I've had online friends since I was pregnant with my son in 1994. Then, when I adopted Kelso in 2003, I joined a forum for other greyhound adopters and connected with people there. I started this blog in 2005 and have maintained online relationships with many other bloggers and readers of this blog. With VERY rare exception, I have never met these people and don't even know what their voices sound like, what regional accents they have, how tall they are. I don't think of them as anything less than my friends. Yet, when my son recently talked to me about some of the 'friends' he plays a video game with via Skype, it took every ounce of muscle control to keep my eyeballs locked in place. "They're not your friends!" I wanted to shriek, followed by "Don't smoke pot!"
Then I thought about my online people. People who supported me through all kinds of family drama, divorce, death, a myriad of illnesses as well as sharing in the many joys in my life over these years.

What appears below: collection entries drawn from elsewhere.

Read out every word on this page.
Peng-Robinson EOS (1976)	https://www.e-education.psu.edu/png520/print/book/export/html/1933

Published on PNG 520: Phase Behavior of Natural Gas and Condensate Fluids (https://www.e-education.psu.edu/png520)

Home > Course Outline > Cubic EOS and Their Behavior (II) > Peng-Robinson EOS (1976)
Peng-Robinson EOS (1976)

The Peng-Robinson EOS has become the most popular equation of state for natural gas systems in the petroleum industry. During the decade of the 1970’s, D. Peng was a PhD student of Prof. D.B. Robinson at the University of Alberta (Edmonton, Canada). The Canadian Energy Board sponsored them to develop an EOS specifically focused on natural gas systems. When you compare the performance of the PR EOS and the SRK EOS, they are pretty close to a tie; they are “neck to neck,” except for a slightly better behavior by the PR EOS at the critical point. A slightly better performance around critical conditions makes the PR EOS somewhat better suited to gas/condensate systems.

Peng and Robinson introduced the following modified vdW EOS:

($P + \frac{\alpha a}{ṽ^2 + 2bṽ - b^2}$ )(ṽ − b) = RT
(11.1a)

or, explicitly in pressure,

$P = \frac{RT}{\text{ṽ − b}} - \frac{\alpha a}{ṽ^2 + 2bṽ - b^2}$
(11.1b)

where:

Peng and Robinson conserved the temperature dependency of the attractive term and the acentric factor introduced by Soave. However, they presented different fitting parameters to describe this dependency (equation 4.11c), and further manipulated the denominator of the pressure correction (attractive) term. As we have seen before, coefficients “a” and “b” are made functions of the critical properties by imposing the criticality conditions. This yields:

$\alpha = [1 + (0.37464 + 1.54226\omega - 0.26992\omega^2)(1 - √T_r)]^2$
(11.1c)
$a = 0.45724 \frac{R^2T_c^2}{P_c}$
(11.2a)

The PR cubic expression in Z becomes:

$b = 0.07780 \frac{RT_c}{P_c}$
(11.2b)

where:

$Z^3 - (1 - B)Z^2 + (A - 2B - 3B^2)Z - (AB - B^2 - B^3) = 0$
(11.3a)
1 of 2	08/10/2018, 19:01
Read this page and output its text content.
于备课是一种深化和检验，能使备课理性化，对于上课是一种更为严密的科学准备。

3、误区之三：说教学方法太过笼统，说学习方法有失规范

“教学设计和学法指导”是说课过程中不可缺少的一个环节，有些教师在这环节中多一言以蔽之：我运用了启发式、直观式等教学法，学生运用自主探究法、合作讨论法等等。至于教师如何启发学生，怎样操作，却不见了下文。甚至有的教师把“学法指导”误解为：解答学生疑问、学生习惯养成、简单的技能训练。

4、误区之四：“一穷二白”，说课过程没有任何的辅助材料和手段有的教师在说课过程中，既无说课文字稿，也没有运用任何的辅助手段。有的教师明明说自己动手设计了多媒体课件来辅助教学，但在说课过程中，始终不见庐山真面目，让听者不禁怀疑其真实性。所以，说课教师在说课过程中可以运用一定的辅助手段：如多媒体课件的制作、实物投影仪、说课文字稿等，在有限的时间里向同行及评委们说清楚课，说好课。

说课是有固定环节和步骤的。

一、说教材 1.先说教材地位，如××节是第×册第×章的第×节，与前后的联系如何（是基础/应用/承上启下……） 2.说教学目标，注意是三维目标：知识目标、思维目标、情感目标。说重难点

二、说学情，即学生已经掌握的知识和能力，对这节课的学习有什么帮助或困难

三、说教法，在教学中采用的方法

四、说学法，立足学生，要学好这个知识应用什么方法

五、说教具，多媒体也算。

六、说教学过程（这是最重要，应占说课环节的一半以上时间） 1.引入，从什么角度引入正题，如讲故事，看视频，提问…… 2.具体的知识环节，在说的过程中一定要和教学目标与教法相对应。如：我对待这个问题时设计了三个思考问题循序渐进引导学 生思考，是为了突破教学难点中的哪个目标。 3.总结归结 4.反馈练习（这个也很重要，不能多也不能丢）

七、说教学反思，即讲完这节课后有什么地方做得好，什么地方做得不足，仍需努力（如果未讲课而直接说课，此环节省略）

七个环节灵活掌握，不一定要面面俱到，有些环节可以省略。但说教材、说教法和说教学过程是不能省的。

I feel completely and totally connected to them, their families, their children I've watched grow, marry and have children of their own. I've felt crushed for them when they've lost someone close: human, canine, feline or even reptile. We've made contributions to each other's fundraising efforts, supplied votes in online competitions and in one case held an online memorial service for a woman who died after having her baby...and then each made one square for a quilt for that baby to keep. She'd be almost 19 now, like my son.
Sure, there have been jerks. There have been 'catfish'. One of those catfish fooled a LOT of intelligent adults with 'her' blog. This is something I did teach both of my kids...that you don't have to be stupid to be duped by someone online, that people who do this are very very good at it. If they were good people they'd be Oscar-winning actors. And believe me, I still think it's dangerous for children to interact online with people they don't actually know.
But for me, if I were to subtract all of the people I've met online since 1994 from my life, a big hole would remain. Even my doomed foray into online dating gave me fodder for a pretty funny blog post called "Dates with Nuts". The internet has forced us to redefine a lot of things not the least of which are the words 'friend' and 'stranger'. And maybe even family.